What is a good way to generate an arbitrary vector that is perpendicular to a vector? Given that the generated vector should be valid (i.e. unless the given vector is (0.0, 0.0, 0.0)
- the output for this case should be error
)?
I know that there are infinite set of possible vectors (for example see here). What I want is something rigid and bug-free for any input vector.
What I attempted was setting, here p
and n
are said perpendicular vectors: p[0] = 0.5*(n[0] + n[1]; p[1] = 0.5*(n[0] - n[1])
and then solve for the dot product equation to find p[2]
but this is flawed when n[2]
is 0
. At the moment I can only think of tediously creating all the case check - but there must be better and more elegant solution?

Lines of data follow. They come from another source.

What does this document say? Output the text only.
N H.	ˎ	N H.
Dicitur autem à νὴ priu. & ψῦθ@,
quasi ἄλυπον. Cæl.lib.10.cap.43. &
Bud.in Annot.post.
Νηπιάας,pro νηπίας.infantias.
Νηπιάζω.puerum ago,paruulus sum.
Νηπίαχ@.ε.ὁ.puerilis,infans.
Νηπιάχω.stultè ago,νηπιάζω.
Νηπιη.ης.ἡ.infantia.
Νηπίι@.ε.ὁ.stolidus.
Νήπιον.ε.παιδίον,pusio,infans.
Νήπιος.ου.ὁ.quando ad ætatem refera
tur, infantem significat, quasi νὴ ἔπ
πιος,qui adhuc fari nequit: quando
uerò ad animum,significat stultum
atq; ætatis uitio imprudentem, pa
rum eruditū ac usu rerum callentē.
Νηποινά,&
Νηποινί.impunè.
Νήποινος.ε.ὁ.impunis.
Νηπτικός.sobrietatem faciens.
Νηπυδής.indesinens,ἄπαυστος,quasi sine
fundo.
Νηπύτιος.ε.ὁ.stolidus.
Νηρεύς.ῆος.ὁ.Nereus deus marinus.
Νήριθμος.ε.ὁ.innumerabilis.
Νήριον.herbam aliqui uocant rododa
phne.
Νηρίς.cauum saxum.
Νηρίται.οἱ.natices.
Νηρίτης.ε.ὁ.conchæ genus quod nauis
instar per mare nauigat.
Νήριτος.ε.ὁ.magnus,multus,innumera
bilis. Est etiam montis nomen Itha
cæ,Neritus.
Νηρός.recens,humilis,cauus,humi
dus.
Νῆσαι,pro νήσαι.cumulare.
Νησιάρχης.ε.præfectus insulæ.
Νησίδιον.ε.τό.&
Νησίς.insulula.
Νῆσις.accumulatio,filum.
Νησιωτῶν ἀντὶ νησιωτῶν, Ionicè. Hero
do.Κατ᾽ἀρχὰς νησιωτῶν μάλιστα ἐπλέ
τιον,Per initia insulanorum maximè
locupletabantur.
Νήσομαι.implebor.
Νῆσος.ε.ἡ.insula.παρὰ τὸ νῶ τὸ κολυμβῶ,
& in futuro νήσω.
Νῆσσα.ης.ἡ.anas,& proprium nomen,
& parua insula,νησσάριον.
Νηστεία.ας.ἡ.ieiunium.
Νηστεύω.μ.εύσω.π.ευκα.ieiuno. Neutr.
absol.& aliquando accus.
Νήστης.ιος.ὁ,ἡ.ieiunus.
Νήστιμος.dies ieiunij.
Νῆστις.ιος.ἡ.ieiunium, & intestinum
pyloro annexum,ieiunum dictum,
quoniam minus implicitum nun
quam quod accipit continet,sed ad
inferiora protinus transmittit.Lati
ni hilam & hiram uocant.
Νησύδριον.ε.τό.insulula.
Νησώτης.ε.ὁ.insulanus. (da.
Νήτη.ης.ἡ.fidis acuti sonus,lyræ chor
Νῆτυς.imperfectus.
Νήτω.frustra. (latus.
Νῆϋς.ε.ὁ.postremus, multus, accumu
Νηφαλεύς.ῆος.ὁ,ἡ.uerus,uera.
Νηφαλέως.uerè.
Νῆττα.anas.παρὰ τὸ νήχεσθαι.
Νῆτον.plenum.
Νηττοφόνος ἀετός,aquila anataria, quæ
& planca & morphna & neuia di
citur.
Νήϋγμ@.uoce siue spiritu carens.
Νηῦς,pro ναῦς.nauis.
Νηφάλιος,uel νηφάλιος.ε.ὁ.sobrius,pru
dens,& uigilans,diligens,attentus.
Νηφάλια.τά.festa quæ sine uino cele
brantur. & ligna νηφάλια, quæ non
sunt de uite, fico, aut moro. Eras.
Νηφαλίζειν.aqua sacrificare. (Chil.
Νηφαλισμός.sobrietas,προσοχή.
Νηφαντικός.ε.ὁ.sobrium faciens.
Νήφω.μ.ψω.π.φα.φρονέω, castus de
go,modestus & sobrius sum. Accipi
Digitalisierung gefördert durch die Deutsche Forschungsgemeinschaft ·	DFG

Pick an arbitrary vector that is not collinear with the given vector. For "something rigid", you can have a fixed rule. For instance, pick (1, 0, 0) unless the vector is (x, 0, 0) for some x; otherwise pick (0, 1, 0).1 Then take the cross product of the arbitrary vector with the input vector. That will yield a perpendicular vector. (This only works in 3D, of course, but that seems to be what you are working in.)
Alternatively (and this works in any dimension), pick the unit vector along the coordinate axis that yields the smallest (in magnitude) dot product with the input vector. Call this unit vector e and the input vector x. Then e − (e • x) x will be perpendicular to x. (It's easy to check that the dot product is zero: assume, without loss of generality, that x is a unit vector. Then (e − (e • x) x) • x = (e • x) − (e • x)(x • x) = (e • x) − (e • x)(1) = 0.)
1A better rule would be to pick whichever of (1, 0, 0), (0, 1, 0), or (0, 0, 1) forms the smallest dot product (in magnitude) with the input vector. That will give you better numerical stability.